I think I’ve had enough of the scary and the slasher for now, yet not really in the mood for deep feels.  Let’s go with something a little more quirky and celebratory.

Book of Life (2014, dir; Jorge Gutierrez)  — a fun, scary, rompy musical with great songs and bright colorful animation. I think the story falls just short becoming too much love story but carries it well with the action and terrific animation. Fun to watch, might be too scary and wild for younger viewers. Delightful refreshing film for adults after all the gory slasher films of the past month!

This inspires me to stay on a Mexican theme; 

Frida (2002, dir: Julie Taymor) —  I think this film created an interest and delight in the stories of artists and women; is it just me? Or have you noticed the trend too? ..anyway: a beautiful film that celebrates the life and art of the dynamic Frida Kahlo with out over glorifying her; she is a human heroine. Flawed, complicated, beautiful, talented,  tormented by life and her choices. Salma Hayek was born to play this role, she is Frida with every breath and movement. Wonderful casting choices, beautifully filmed; hitting all the right  places of interest and drama. A really nice choice for an afternoon of movie watching that might even get your teens to pull up a chair and hang out.

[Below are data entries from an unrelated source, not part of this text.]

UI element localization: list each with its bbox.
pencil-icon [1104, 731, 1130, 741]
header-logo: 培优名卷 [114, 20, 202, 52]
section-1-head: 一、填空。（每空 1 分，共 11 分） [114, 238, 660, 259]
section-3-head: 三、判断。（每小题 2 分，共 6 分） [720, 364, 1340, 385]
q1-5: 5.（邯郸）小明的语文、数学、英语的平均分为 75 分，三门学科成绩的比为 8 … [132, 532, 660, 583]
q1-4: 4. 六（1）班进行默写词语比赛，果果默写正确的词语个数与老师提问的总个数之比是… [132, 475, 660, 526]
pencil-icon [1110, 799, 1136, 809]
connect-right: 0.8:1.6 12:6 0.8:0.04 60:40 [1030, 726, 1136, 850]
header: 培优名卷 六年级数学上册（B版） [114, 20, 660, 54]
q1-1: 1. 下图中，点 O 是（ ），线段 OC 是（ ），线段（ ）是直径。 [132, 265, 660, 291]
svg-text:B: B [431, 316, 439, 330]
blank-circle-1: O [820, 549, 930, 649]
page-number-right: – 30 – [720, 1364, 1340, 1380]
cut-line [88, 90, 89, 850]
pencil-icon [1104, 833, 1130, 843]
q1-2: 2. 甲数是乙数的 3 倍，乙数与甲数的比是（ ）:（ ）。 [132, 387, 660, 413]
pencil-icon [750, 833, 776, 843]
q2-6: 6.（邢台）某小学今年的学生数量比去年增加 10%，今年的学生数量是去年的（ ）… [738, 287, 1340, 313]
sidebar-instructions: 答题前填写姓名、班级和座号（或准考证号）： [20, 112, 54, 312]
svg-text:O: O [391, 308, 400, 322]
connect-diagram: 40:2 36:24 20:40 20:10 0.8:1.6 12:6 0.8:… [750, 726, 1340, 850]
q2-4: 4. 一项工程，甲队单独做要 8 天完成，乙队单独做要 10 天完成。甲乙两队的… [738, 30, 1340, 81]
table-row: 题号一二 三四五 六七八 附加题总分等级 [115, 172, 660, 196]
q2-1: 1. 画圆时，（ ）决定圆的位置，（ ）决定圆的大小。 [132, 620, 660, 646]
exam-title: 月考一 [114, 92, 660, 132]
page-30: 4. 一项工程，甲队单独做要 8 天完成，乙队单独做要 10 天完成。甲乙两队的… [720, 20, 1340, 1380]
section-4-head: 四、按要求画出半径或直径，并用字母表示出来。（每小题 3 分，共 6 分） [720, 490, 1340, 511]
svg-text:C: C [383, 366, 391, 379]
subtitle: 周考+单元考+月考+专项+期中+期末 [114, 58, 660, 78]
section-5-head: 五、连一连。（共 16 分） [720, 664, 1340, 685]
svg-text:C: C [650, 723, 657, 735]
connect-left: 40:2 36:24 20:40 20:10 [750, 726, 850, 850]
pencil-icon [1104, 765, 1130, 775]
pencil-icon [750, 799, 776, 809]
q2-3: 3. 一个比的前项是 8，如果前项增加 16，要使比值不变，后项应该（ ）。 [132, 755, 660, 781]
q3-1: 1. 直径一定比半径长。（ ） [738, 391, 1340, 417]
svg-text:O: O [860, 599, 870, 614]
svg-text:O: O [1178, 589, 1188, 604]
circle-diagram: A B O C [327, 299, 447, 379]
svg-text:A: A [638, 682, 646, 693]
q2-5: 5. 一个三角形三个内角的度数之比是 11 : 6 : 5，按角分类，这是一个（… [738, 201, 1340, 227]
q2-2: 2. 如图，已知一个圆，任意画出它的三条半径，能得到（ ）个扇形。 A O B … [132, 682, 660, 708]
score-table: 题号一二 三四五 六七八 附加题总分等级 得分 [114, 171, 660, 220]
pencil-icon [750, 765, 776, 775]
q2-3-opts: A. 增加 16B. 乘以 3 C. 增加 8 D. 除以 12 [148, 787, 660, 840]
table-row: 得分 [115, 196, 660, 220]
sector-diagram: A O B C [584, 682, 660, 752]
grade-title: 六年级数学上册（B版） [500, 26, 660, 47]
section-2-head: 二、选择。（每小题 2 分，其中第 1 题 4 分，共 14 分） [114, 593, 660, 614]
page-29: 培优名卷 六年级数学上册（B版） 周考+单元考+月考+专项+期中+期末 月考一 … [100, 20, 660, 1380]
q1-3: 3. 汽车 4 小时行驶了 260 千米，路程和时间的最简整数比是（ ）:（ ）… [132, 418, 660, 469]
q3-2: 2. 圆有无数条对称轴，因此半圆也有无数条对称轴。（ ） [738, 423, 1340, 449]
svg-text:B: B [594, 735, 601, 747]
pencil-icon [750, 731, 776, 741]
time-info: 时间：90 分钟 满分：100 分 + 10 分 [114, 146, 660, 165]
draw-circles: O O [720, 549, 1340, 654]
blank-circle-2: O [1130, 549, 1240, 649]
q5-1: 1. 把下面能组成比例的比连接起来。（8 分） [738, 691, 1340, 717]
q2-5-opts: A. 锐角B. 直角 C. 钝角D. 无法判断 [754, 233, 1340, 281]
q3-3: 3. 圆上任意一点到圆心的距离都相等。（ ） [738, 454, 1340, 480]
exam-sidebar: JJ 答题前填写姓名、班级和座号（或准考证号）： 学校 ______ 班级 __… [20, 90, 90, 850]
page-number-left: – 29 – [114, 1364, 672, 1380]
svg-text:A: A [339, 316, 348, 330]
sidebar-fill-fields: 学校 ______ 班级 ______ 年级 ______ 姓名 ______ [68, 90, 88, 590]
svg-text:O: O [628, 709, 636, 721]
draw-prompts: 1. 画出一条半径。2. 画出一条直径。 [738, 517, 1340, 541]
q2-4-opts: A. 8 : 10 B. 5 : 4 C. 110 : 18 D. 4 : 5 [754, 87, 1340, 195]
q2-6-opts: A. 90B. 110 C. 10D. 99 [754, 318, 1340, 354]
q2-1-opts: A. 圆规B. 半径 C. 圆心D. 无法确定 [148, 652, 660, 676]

ooohhhhh ..Now that we are on a trend with love stories and complicated lives ….later today, around dusk as you are settling in for the evening with a cuddle partner, this next film will require a quiet room with low lighting: 

Like Water for Chocolate (1992, dir: Alfonso Arau) — I know you are wondering, Filmmaven, why are you getting all romantic and sweet right now ??? Well don’t worry – chocolate in mexico is not always sweet and creamy ..sometimes its bitter and harsh …like life itself…. A wonderful (WONDERFUL) example of magical realism, the novel by Laura Esquivel is one of those amazing once in awhile books that you just can’t put down. Its so captivating and full of whoa moments that you have to keep going ….only a particular director with just the right heady flights of fancy could pull off making it into a film …Alfonso Arau does accomplish this and watching the film is just as enchanting.

I want to recommend NO COOKING for any of these films; try to keep neutral and steady with your consumption until they are watched. Halloween candy and popcorn balls are fine.

Dia de Los Muertos, may your ancestors find you with peace and gratitude.